Спасти их с Люсиль сына она не может, как бы ни пыталась. И наблюдать за этими страданиями нет совершенно никаких сил. Каждый день его жизни приносит одну боль всем троим. Томас проходит несколько лестничных пролетов, останавливается одинаково далеко от комнаты, в которой спит Люсиль, и той, в которой спит Энола.
Один в полной темноте. Томас смотрит на лицо спящего сына, замечает его тяжелое и прерывистое дыхание. Так будет лучше им всем. И в первую очередь – мальчику. Созданию, что не виновато в своем рождении, в том, что сотворили и еще сотворят его родители.
Они все прокляты, и часть этого проклятья — вечное существование в стенах этого особняка.
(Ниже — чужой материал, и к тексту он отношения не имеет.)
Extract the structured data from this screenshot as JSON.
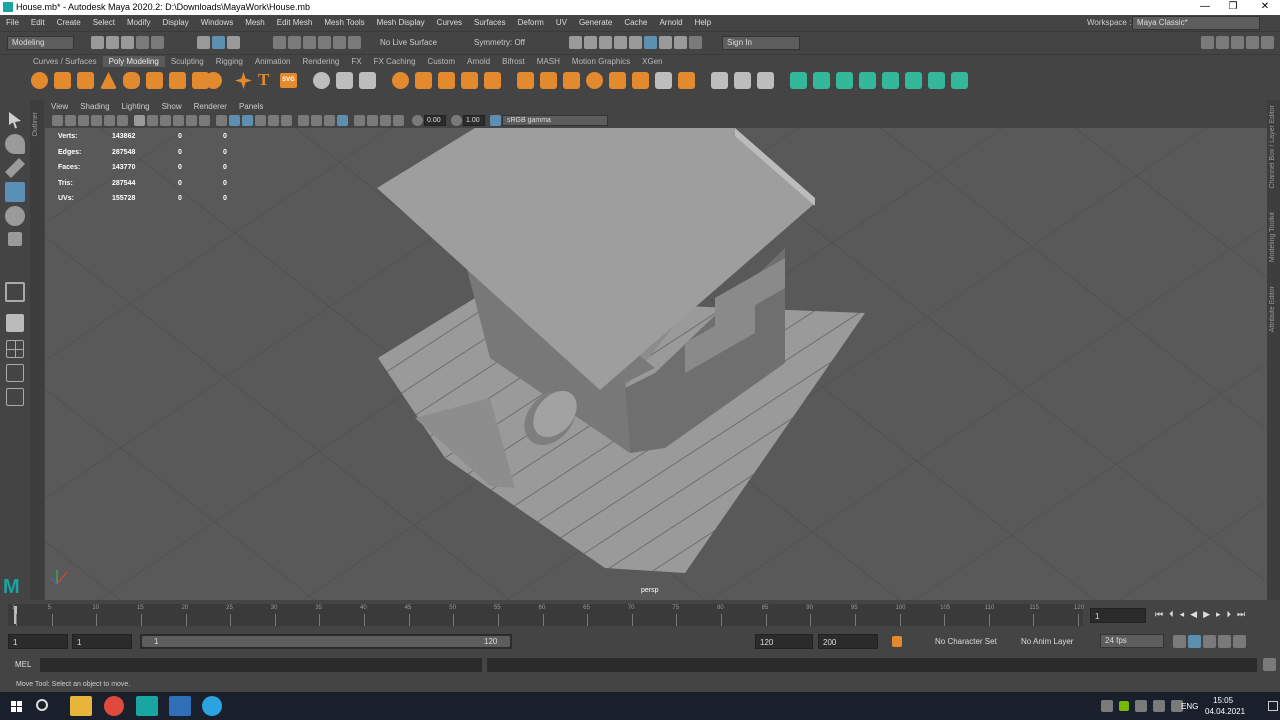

В одно движение он накрывает теплым одеяльцем лицо сына и прижимает ладонь к его лицу так, чтобы полностью перекрыть воздух. Сначала не происходит ровным счетом ничего. Потом сдавленные попытки плача. Слишком мал, чтобы сопротивляться, но все равно цепляется за жизнь. И спустя некоторое время снова тишина. Томас крепко прижимает к себе завернутого в одеяло сына, прижимает ладонь к его лицу. Он хотел бы не понимать, что делает. Хотел бы не знать. По лицу Томаса тихо скользят слезы, он крепче сжимает зубы.
Одеяло под его ладонью больше не нагревается от дыхания сына. И лишь крики его остаются в памяти навсегда. Крики, полные страдания и боли, которыми наполнена отныне душа Томаса Шарпа.